With this method--still the first step in many proteomics experiments--proteins from a sample are separated on a polyacrylamide gel according to their mass and charge, which, along with intensity, are what provide the spectrum that makes up a protein's distinctive signature. The more abundant the protein, the larger and more intensely staining the spot on the gel.

The only problem is that 2DE, while it allows separation and visualization of the protein complement, does little or nothing to address identification. Regardless, the advent of 2DE was so exciting that in 1980 it spawned the proposal of a Human Protein Index project--an effort to catalog all human proteins and then use that knowledge to define the genome (although Congress considered the project, it was never funded, and advances in genomics soon bypassed the idea).

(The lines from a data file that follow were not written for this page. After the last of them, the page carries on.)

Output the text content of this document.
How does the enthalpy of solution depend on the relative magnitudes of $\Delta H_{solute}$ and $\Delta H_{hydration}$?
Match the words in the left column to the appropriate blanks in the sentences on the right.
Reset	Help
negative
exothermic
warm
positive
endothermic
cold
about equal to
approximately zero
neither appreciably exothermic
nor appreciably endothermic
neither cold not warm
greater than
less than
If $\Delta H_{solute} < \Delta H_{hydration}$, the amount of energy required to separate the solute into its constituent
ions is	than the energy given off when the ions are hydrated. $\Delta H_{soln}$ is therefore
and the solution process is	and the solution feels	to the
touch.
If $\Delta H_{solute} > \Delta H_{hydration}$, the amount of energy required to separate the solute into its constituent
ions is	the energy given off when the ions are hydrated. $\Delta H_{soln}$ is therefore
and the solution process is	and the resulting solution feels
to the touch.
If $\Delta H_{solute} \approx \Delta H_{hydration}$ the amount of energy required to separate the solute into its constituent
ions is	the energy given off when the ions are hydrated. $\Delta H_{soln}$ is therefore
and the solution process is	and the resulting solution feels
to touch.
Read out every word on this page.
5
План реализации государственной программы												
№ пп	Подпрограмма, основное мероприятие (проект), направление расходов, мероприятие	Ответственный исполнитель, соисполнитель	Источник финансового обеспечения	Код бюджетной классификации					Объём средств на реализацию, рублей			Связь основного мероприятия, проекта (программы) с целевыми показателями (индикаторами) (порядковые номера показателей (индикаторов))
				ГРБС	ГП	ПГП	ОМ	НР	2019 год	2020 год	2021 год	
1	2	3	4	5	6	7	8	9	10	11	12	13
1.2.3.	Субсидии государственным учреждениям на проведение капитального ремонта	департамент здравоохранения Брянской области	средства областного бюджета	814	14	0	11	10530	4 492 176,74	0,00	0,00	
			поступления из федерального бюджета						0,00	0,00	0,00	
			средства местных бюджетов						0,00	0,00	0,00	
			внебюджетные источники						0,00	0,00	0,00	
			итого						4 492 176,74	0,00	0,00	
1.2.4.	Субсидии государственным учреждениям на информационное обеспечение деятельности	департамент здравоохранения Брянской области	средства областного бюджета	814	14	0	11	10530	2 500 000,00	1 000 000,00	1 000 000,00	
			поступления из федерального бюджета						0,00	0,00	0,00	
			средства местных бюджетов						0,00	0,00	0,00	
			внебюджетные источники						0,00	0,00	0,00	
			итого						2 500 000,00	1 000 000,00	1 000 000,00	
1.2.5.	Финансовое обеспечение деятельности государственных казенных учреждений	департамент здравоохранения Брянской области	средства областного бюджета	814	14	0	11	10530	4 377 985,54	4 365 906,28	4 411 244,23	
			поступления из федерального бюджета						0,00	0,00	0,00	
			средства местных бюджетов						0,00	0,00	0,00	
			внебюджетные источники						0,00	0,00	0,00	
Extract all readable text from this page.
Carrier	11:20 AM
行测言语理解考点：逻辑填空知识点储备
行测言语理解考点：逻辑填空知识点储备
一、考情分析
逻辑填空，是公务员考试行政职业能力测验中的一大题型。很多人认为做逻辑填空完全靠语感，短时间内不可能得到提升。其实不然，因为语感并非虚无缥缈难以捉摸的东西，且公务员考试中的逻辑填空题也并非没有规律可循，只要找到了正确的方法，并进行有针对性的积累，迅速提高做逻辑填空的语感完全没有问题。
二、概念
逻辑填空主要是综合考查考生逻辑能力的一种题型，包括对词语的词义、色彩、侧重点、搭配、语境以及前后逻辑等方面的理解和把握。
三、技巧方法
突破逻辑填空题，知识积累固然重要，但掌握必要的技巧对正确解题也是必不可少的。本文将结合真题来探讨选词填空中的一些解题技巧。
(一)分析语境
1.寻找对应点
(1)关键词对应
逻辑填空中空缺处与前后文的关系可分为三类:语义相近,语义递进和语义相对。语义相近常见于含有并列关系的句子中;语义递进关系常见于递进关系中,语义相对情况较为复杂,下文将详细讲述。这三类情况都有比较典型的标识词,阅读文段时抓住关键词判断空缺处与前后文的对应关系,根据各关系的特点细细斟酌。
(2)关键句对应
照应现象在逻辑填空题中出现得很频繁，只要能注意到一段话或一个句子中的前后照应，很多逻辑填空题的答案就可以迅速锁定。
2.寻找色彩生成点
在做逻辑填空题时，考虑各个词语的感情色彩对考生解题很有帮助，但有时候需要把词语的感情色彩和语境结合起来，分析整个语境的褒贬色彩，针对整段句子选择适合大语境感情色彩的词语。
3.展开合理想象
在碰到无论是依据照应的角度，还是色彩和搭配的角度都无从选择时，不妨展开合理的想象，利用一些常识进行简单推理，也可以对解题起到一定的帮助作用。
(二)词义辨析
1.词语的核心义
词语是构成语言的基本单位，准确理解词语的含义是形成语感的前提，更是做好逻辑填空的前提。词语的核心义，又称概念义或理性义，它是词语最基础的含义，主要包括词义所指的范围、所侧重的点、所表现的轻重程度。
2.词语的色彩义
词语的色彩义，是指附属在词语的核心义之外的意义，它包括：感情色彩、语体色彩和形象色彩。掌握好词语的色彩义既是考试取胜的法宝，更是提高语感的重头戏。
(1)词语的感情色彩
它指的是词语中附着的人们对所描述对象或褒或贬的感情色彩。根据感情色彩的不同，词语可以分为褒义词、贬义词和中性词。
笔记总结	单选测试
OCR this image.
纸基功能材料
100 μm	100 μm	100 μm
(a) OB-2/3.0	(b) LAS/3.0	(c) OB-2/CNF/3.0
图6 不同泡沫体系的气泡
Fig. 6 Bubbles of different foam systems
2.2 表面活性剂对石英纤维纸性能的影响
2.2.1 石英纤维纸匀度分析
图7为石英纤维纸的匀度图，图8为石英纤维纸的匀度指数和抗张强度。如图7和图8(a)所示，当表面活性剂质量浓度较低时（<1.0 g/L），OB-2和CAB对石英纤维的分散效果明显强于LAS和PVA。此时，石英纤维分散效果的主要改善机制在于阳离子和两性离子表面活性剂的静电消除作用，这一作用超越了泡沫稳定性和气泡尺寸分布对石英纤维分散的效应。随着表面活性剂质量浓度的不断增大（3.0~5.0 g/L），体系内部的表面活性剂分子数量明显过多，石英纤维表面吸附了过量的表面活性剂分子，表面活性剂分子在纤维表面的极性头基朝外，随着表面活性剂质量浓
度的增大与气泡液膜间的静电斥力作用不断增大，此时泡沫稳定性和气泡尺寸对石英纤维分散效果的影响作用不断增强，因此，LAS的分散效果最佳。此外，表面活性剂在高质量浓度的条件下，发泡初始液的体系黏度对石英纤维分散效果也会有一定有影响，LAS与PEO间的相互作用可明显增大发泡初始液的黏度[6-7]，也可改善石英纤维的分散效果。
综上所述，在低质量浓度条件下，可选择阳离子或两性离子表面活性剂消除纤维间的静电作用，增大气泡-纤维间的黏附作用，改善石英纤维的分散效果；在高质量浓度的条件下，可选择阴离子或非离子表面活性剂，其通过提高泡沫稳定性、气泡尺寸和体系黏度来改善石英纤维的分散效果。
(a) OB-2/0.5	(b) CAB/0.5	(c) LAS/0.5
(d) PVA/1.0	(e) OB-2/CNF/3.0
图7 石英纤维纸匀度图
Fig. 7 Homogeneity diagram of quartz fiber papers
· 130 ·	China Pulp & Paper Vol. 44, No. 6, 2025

The second major breakthrough, which really brought proteomics into its own, was the arrival of two crucial techniques in the 1980s that made possible the use of mass spectrometry (MS) to identify proteins: matrix-assisted laser desorption/ionization (MALDI) and electrospray ionization (ESI). These methods allow protein samples to be ionized for analysis in a mass spectrometer, producing a pattern called a mass spectrum. These mass spectra--which often number in the thousands for a given sample--can then be used to positively identify proteins or protein digests (strings of peptides or protein fragments produced when the proteins are ionized) through the automatic querying of protein databases. Unidentified or novel proteins can be analyzed through further MS runs or by other techniques.

"ESI and MALIDI were a quantum leap," says William Pierce, a professor of pharmacology, toxicology, and chemistry at the University of Louisville School of Medicine. The subsequent development of time-of-flight (TOF) detection, which expanded the range of ionic molecular weights detectable by MS instruments, brought further analytic capabilities to MALDI. Today, MALDI-TOF is in widespread use in proteomics laboratories.